Better to avoid Occam’s razor narratives that the Chinese government hates big tech or powerful entities (though not saying these narratives have no merit, just not full descriptive power). Instead, as the world gets eaten by software — retail, education, finance, the list goes on and on — it is almost impossible to implement changes without touching any technology-enabled firms. As for the future of these edtech firms, those that can pivot to other lines of education work have done so, and others have cut their losses. In speaking to folks, there's a sense that further reforms are will still come to further level the educational playing field.3

These are the times that try men’s souls, or at least their margin of safety. This is in part an exercise of trust in the management of China inc and how they are disrupting existing engines of growth to foster new ones. You will all have to make up your minds about whether this is more in the spirit of Zuckerberg buying Instagram for a billion or Theranos raising its next round of capital. The cruellest thing to utter to investors (especially to foreign investors) is that this is not about you. The Chinese government performs its actions in two markets, one international and one domestic. As their legitimacy is built on providing Chinese citizens with better lives, they have to accommodate that in each economic environment. The Chinese government is doing what it has always done, adapting.

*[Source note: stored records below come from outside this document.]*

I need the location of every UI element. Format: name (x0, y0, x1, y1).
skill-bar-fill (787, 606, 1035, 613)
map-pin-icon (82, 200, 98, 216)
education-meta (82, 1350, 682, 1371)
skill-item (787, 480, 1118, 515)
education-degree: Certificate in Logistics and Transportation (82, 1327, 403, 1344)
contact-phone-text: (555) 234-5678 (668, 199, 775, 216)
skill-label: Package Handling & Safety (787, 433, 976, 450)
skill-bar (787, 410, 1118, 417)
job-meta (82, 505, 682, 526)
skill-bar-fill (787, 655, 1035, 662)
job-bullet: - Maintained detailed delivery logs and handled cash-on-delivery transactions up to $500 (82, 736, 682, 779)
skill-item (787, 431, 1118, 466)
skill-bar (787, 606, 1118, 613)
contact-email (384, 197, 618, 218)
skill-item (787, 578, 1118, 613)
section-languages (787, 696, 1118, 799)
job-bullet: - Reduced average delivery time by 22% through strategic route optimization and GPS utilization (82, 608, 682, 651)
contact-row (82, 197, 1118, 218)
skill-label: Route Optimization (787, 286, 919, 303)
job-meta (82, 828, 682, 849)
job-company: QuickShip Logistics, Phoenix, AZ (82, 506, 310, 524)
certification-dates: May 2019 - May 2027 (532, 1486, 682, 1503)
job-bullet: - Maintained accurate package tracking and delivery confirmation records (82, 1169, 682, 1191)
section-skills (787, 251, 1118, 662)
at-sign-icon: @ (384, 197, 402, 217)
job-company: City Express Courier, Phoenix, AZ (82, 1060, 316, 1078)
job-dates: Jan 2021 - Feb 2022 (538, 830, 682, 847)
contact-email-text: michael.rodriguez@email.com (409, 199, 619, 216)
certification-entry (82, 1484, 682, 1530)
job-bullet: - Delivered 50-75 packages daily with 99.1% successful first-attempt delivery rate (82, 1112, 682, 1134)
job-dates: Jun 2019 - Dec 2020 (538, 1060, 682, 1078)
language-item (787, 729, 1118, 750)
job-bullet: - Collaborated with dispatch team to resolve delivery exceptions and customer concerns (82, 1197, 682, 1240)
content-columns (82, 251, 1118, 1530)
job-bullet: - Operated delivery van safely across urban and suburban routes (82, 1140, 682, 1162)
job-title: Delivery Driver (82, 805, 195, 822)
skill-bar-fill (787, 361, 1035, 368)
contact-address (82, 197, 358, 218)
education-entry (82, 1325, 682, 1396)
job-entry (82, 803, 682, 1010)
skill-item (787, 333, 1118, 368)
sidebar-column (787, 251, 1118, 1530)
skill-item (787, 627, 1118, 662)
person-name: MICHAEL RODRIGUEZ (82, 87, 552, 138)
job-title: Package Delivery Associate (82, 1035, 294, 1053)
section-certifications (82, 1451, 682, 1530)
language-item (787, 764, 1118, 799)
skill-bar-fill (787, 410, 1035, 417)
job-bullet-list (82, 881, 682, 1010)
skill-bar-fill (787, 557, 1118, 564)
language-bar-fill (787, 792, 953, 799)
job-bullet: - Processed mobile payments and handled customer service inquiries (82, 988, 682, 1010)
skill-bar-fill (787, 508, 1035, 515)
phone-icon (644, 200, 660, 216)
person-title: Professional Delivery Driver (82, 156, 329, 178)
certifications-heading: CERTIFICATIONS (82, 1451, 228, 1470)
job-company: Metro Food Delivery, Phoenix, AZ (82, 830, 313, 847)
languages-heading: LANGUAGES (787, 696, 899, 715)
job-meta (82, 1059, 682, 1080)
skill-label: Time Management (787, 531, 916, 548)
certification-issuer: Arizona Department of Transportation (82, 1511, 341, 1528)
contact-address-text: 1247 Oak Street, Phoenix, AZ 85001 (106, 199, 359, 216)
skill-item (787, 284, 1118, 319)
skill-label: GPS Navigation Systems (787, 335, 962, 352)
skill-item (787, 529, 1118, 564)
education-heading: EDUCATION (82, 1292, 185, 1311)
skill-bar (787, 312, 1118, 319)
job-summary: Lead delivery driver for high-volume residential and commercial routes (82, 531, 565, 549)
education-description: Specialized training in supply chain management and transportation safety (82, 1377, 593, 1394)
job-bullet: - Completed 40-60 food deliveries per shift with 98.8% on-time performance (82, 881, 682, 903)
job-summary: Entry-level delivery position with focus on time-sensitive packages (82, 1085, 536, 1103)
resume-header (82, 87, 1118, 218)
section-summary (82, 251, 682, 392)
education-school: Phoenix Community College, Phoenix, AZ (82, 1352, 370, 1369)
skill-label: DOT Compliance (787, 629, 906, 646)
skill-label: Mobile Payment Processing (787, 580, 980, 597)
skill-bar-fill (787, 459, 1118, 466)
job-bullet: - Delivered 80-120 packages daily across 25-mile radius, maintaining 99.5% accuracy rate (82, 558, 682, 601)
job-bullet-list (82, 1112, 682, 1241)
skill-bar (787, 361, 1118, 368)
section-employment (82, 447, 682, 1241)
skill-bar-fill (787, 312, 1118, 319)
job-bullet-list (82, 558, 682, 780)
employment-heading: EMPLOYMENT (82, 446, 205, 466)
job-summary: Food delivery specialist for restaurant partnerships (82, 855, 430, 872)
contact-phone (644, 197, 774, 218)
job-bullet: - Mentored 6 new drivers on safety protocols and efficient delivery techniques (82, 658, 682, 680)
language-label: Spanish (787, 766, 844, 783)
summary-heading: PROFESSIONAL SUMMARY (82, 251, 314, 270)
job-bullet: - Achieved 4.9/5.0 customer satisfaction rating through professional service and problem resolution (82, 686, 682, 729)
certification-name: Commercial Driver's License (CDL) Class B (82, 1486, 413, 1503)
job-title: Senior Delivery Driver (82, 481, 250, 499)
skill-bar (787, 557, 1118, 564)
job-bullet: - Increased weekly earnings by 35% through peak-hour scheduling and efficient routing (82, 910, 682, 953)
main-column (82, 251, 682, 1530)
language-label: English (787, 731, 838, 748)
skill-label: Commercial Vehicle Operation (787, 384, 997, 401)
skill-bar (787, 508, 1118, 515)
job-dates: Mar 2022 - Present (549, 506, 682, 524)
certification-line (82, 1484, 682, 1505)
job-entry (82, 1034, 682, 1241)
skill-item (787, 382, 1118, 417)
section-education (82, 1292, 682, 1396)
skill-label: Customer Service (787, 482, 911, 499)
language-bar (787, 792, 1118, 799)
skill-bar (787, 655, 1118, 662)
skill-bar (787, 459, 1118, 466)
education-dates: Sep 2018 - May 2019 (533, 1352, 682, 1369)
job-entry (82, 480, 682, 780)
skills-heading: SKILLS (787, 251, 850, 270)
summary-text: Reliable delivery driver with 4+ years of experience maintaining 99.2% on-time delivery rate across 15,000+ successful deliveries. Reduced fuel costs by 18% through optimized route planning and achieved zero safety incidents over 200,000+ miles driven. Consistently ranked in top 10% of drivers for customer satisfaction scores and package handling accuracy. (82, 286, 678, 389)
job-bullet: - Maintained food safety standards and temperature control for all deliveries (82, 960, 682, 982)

As the sentiment goes, though, life is never simple


Aka the party phrase for sustainable and equitable growth


On the gaming crackdown topic, I feel like taking all the fun out of youth is a favourite pastime here in China. There was the 2018 gaming crackdown, and in the 2010s, it was web cafes. The 2000s were marked by moral panic around teenagers dating. Snark aside, most of the gaming companies in Shanghai have been incubating international games since the success of Genji Impact, so I’m not too worried unless the West follows suit with similar regulations restricting minors.